“What should the card say?”
The florist had me stumped. Choosing the dozen red roses was easy but what could I say?
How do you wish your parents a happy anniversary when one of them is dead?
I wasn’t there when my parents married. But I wear my mother’s wedding ring that says “J.M. to J. C. 9-22-1962” on the ever-narrowing inner circle and I know at eleven a.m. on that day, when they were both so young, they started something very special. Three of my favorite people on our little blue planet came from my parents’ love: my sister, my brother, and my sister.
I’ve cried at many weddings as I watched the sappy, sickly happy couple begin their lives together, knowing what they can’t even imagine: it will be hard.
Hard to stay married. Hard to keep loving each other on the days that you don’t even like each other.

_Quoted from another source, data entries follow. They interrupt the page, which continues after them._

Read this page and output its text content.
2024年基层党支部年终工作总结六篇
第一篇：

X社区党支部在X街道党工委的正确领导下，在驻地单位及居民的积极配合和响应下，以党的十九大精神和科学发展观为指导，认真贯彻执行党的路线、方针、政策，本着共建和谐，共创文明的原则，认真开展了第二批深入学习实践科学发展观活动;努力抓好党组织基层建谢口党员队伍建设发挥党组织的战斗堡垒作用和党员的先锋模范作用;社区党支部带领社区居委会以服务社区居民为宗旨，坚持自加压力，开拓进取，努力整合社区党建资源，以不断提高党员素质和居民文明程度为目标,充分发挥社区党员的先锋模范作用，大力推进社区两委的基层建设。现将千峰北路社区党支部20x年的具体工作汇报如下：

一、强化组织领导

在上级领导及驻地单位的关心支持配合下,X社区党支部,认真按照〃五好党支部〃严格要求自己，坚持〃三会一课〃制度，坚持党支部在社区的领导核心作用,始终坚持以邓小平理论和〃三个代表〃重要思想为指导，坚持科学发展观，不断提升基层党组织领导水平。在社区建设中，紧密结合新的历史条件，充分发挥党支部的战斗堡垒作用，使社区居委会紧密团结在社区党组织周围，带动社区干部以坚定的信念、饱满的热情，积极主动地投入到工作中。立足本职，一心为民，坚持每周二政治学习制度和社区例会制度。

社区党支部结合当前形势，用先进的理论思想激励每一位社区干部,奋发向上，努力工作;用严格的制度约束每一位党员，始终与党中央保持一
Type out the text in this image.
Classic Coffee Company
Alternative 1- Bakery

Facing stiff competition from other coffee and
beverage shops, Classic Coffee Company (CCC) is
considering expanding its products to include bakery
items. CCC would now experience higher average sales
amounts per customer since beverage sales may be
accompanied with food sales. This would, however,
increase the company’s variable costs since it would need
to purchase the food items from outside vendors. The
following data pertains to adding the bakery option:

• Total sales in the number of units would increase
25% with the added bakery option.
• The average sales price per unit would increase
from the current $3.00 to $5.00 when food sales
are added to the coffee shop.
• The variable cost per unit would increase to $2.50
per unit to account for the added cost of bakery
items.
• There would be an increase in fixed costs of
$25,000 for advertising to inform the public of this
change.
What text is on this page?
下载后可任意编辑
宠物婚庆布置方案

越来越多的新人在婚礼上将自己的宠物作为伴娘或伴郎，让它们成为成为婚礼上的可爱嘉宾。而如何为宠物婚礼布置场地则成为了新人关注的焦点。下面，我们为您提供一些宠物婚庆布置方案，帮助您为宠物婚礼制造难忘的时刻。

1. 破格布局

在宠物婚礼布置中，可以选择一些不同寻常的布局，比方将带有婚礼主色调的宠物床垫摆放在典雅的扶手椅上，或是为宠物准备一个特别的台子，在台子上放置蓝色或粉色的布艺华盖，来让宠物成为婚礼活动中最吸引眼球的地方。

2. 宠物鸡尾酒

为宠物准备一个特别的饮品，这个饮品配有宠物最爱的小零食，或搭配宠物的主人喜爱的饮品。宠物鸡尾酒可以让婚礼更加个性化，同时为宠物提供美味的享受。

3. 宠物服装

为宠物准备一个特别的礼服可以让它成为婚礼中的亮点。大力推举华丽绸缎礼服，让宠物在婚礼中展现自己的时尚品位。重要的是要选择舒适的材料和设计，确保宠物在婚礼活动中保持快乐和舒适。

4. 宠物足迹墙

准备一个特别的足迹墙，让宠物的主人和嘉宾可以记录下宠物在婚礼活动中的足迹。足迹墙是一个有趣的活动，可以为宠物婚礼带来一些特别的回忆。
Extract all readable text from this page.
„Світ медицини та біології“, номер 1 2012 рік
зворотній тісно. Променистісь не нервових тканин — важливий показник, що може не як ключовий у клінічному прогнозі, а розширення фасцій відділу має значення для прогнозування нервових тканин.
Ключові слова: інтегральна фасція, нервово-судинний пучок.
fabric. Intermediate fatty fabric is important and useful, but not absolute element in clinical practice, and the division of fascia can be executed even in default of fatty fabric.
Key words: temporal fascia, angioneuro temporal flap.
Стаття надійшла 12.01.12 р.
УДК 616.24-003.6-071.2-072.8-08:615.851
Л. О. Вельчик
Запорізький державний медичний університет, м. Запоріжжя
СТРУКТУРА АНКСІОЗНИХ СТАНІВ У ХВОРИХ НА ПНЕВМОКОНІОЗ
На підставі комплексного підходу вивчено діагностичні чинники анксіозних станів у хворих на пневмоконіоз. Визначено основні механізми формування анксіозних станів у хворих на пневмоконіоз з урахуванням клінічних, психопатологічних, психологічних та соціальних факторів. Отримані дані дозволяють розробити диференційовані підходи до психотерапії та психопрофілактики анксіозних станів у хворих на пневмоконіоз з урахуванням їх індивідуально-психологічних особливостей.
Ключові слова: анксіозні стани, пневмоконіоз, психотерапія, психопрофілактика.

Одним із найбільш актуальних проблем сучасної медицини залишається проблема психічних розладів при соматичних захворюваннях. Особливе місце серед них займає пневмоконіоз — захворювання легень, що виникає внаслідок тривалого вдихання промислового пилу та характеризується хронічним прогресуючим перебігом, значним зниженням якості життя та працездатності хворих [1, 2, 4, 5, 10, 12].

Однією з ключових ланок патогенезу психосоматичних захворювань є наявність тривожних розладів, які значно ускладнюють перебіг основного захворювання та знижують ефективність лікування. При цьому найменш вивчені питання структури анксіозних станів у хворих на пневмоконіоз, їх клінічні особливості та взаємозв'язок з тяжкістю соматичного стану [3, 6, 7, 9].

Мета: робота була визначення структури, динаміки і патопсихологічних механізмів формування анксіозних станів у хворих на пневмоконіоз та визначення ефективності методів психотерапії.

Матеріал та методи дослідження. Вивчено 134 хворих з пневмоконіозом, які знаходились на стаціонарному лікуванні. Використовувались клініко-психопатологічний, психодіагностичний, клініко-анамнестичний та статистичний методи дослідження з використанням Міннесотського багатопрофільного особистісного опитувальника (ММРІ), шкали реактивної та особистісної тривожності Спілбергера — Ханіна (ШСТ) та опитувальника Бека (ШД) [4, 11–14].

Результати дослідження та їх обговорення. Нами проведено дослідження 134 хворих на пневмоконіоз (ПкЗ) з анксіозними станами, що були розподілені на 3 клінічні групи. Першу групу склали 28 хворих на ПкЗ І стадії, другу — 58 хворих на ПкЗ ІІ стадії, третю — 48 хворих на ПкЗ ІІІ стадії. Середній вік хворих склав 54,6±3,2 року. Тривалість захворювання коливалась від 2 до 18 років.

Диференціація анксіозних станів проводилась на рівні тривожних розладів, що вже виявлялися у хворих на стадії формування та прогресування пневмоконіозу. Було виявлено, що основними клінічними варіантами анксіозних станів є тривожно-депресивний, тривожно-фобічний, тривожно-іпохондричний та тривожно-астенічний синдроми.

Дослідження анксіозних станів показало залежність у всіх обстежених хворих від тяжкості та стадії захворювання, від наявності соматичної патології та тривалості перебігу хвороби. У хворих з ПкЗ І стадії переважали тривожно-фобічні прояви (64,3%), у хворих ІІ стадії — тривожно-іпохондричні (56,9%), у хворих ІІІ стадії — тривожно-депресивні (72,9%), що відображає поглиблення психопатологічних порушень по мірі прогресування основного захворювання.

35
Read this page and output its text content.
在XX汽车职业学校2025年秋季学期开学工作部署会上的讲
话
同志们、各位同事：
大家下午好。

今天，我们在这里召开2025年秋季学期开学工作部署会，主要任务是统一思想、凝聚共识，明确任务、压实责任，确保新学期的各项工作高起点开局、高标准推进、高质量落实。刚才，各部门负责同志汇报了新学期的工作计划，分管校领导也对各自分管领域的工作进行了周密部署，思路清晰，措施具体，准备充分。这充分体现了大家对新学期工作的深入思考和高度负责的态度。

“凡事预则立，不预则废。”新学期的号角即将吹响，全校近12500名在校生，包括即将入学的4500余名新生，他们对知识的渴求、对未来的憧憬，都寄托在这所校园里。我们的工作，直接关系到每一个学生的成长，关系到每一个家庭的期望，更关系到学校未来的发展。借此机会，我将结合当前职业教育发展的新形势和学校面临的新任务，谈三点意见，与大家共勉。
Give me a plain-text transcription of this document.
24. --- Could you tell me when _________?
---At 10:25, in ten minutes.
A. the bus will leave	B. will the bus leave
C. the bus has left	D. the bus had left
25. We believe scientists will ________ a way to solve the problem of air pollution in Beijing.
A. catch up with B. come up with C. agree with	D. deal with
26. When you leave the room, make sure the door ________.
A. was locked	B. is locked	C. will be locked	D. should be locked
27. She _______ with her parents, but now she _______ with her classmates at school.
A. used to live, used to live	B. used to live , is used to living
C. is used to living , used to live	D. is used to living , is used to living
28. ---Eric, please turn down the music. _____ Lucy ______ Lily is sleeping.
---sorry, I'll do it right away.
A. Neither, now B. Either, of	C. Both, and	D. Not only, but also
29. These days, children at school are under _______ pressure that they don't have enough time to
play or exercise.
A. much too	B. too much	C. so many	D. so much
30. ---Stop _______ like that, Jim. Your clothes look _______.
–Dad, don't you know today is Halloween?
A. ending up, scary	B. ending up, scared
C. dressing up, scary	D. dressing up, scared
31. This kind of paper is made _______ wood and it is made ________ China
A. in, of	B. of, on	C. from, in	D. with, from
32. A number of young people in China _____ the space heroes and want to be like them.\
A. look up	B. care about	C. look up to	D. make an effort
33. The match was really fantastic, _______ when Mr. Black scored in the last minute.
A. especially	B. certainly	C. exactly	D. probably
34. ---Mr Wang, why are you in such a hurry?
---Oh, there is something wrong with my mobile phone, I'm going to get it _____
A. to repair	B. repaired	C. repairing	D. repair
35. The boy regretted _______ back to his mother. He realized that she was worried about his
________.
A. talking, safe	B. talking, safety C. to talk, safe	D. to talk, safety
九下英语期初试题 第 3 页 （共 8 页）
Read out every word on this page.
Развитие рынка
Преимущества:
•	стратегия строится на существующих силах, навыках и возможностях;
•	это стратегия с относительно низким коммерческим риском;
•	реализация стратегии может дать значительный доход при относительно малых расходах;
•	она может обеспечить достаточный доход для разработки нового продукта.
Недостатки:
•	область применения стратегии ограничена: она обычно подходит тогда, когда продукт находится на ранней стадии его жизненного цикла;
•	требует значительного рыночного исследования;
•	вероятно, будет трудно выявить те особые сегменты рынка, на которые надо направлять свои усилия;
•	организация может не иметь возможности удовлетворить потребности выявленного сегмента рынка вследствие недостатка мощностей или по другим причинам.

Hard to lean on and support each other through sleepless nights, sickness, sadness. So hard. And so wonderful to have someone who will always have your back. For the rest of your life. Or the rest of his life.
On the wedding day, the two become a brand new family. Even without kids, they are undeniably promising to always be there for the other. As a family.
So, in some part of me, I do remember my parents’ wedding day. The song echoes in my heart.
“Oh how we danced on the night we were wed…”
So I answered, “Mom, Remembering the day fifty years ago when you started our family.”